New York Times conservative columnist Ross Douthat proposed using the 25th Amendment as opposed to impeachment to get Trump out of the Oval Office; a place he shouldn’t be allowed to visit, much less occupy. Douthat fairly summed up what kind of mess Republicans are desperate to get away from despite his “exhortations” to them a few days ago about fulfilling their duty to America. He wrote:

If the G.O.P.’s surrender to candidate Trump made exhortations about Republican politicians’ duty to their country seem like so much pointless verbiage, now President Trump has managed to make exhortation seem unavoidable again.”

Douthat  explained that Trump lacks even the basic traits necessary to be president, traits Trump wouldn’t know if they walked up to him, introduced themselves and then smacked that silly orange right off his face. Douthat wrote:

One needs some basic attributes: a reasonable level of intellectual curiosity, a certain seriousness of purpose, a basic level of managerial competence, a decent attention span, a functional moral compass, a measure of restraint and self-control. And if a president is deficient in one or more of them, you can be sure it will be exposed.”

Douthat ends his piece with an open and public appeal to Republican leaders to put an end to the “team’s” and the country’s nightmare before Trump can inflict too much damage on the “brand” and the nation.
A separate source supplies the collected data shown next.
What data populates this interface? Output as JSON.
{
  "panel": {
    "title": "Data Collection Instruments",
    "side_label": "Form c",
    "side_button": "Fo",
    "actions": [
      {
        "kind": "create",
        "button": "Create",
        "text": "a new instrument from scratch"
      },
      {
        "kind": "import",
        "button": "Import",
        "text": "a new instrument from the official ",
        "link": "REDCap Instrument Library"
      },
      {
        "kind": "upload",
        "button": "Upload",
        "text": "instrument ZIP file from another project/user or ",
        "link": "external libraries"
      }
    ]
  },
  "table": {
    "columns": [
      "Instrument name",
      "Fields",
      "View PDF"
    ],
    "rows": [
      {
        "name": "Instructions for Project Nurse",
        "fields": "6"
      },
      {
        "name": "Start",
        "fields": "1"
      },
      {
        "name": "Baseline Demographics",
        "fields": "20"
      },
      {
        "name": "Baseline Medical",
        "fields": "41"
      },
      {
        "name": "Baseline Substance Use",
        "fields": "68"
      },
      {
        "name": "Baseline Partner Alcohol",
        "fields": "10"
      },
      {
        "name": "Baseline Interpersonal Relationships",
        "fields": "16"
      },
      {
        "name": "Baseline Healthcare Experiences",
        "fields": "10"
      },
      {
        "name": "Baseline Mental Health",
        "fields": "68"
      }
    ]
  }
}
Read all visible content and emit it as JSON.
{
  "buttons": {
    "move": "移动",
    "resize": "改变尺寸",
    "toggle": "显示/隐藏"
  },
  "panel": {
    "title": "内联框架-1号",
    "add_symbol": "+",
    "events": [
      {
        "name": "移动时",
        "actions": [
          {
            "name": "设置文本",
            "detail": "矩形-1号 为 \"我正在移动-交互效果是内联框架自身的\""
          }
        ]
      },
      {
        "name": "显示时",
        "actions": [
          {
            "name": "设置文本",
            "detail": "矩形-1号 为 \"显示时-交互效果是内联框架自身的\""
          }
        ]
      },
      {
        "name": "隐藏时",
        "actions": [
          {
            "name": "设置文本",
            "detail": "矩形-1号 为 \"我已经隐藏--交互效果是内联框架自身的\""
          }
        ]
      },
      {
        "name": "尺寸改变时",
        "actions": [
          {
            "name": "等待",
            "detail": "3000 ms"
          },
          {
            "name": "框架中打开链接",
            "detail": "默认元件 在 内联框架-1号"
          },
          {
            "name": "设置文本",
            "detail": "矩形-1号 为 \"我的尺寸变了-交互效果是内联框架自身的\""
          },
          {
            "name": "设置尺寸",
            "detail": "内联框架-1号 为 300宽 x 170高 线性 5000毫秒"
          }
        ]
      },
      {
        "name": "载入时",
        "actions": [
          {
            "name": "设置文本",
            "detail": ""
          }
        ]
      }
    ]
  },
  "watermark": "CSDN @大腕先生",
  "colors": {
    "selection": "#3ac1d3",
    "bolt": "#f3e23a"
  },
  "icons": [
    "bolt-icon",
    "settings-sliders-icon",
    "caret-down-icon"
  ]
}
He wrote:

I respectfully ask Mike Pence and Paul Ryan and Mitch McConnell to reconsider their support for a man who never should have had his party’s nomination, never should have been elevated to this office, never should have been endorsed and propped up and defended by people who understood his unfitness all along.” (author bold)

It isn’t often, if ever, that a conservative of any stripe echoes the deep-seated sentiment of Democrats and the left even if they tacitly agree. But in this case, in pleading with Republicans to do the right thing and stop defending a corrupt, incompetent criminal, something liberal columnists have called for since Trump was inaugurated, Douthat is saying exactly what the left started screaming about a year ago. Except at this juncture, and amid the daily revelations that Donald Trump is as corrupt as he is criminal, removing Trump from office because he is unfit to serve is not going to cut it. Trump needs to impeached and sent to prison along with every last one of his subordinates who aided or covered for his disastrous and criminal administration.